Topics Map > User Guides
Topics Map > Platform R
Platform R: Debugging Slurm Jobs
Job States
Several Slurm commands can report on the state of a job, squeue and scontrol in particular. In the course of of a job's lifetime it will go through several states.
The most common job states are:
| Job State (long form) | Jobs State (short form) | Explanation |
CANCELLED |
CA |
The job was killed, either from the command line or due to exceeding resources. |
COMPLETED |
CD |
The job and all tasks have finished. |
COMPLETING |
CG |
Some part of the job is still running. |
FAILED |
F |
The job ended with a non-zero exit status. |
NODE_FAIL |
N |
The node the job was running on had a problem. |
OUT_OF_MEMORY |
OOM |
The job exceeded memory limits described in the request. |
PENDING |
PD |
The job is queued but not yet running. |
RUNNING |
R |
The job has been allocated resources and is running. |
See Job State Codes in the squeue manual page for the full list.
Slurm Job Reasons
You can see the reason with scontrol show job <jobid>
There are many reason codes, for which you should see the Slurm official documentation's list of job reason codes.
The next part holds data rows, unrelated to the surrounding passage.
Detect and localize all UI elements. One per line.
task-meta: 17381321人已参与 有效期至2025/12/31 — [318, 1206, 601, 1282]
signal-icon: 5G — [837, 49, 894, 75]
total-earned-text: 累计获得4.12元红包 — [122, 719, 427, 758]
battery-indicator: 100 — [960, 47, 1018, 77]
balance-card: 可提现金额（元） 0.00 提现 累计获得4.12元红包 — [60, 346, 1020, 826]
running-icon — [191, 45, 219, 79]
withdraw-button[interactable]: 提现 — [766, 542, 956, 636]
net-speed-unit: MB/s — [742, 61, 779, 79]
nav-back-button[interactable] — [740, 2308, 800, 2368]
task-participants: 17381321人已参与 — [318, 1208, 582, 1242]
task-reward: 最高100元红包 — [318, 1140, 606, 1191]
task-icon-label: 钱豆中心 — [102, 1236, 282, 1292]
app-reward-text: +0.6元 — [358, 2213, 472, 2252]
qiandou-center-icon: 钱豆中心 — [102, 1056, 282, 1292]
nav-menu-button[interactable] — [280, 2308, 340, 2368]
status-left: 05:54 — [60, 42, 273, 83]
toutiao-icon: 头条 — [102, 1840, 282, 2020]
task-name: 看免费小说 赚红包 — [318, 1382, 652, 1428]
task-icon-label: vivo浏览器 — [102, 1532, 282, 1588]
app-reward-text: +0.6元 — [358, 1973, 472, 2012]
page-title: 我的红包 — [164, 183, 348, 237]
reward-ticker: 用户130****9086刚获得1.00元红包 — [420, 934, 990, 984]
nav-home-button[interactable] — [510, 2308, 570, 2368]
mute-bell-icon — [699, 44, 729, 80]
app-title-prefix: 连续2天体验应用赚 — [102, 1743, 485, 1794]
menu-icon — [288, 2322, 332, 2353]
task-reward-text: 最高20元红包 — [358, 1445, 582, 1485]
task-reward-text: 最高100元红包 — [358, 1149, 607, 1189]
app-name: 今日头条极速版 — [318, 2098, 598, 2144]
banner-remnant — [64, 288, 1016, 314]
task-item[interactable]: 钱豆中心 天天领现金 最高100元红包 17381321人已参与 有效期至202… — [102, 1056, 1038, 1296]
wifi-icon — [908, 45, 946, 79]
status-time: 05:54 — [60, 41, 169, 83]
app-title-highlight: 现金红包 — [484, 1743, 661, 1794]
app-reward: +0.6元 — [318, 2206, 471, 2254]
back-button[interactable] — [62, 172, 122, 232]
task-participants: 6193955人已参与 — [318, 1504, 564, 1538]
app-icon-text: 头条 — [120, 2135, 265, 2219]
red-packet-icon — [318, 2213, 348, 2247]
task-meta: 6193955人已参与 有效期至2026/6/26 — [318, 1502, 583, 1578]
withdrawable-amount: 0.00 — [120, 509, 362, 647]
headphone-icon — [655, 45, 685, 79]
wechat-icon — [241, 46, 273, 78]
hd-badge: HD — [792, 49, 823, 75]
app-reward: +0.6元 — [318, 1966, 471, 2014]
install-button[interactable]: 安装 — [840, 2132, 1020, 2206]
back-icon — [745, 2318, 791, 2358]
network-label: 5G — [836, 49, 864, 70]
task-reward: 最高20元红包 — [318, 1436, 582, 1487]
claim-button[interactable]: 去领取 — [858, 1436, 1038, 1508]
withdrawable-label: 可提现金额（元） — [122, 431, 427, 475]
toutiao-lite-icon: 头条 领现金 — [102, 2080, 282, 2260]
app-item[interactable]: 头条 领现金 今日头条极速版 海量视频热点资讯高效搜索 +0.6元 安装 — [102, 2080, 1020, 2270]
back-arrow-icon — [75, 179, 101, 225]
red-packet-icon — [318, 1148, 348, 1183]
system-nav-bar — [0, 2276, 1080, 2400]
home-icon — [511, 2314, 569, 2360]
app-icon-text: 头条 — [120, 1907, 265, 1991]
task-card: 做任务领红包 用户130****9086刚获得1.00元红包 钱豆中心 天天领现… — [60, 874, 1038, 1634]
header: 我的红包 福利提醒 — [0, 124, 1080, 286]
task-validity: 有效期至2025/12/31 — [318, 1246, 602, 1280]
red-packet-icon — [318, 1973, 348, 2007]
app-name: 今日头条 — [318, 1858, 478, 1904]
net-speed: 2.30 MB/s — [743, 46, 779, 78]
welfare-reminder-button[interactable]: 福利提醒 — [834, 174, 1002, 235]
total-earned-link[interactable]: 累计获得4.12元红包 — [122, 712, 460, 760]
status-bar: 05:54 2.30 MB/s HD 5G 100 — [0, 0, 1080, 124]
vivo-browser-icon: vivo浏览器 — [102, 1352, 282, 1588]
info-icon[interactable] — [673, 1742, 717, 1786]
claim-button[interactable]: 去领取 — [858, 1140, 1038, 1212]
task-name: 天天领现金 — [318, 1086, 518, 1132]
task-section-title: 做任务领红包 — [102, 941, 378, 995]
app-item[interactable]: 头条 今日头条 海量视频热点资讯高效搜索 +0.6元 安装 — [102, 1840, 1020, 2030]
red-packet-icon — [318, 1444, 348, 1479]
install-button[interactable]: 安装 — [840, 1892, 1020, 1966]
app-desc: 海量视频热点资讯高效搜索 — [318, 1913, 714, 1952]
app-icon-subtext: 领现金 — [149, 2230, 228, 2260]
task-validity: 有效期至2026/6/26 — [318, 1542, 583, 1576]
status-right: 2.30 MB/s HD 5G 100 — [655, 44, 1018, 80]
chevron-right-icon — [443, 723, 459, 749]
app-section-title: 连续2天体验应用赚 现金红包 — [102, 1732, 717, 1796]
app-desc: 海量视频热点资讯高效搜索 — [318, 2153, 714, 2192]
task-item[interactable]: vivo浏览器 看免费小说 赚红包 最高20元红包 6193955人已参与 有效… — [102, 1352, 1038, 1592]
Some of the more common job reasons are:
| Reason Code | Explanation |
Priority |
Higher priority jobs are currently running. Your job will eventually run. |
Dependency |
The job is waiting for a dependent job to finish. This job will run when the dependent job finishes. |
Resources |
The job is waiting for resources. Your job will eventually run. |
BeginTime |
The job's earliest start time has not yet been reached. This can sometimes be due to a full job queue or if your job has a low priority. |
InvalidQoS |
The job's QoS is invalid. Cancel job and restart with a correct QoS. |
TimeLimit |
The job ran over its time limit. |
NonZeroExitCode |
The program returned a non-success error code. Check the error log for the message. |
Jobs Not Running
If the cluster is already busy and your job requests a lot of memory or CPU it may take a while for it to start.
Use squeue --me -t PD to see the reason a pending job hasn't started.
Slurm can give an approximate start time for a job, but it is only an estimate: squeue -j <jobid> --start
Failed Jobs
Errors from your programs go into the output log by default. You can separate the errors by setting --error.
You can use sacct -j <jobid> to get a short summary of your job's state and job reason, and scontrol show jobid <jobid> will give a very fully report including job state and job reason. If you cancel a job the job reason may preserve the job reason from whatever error or state caused the job cancellation.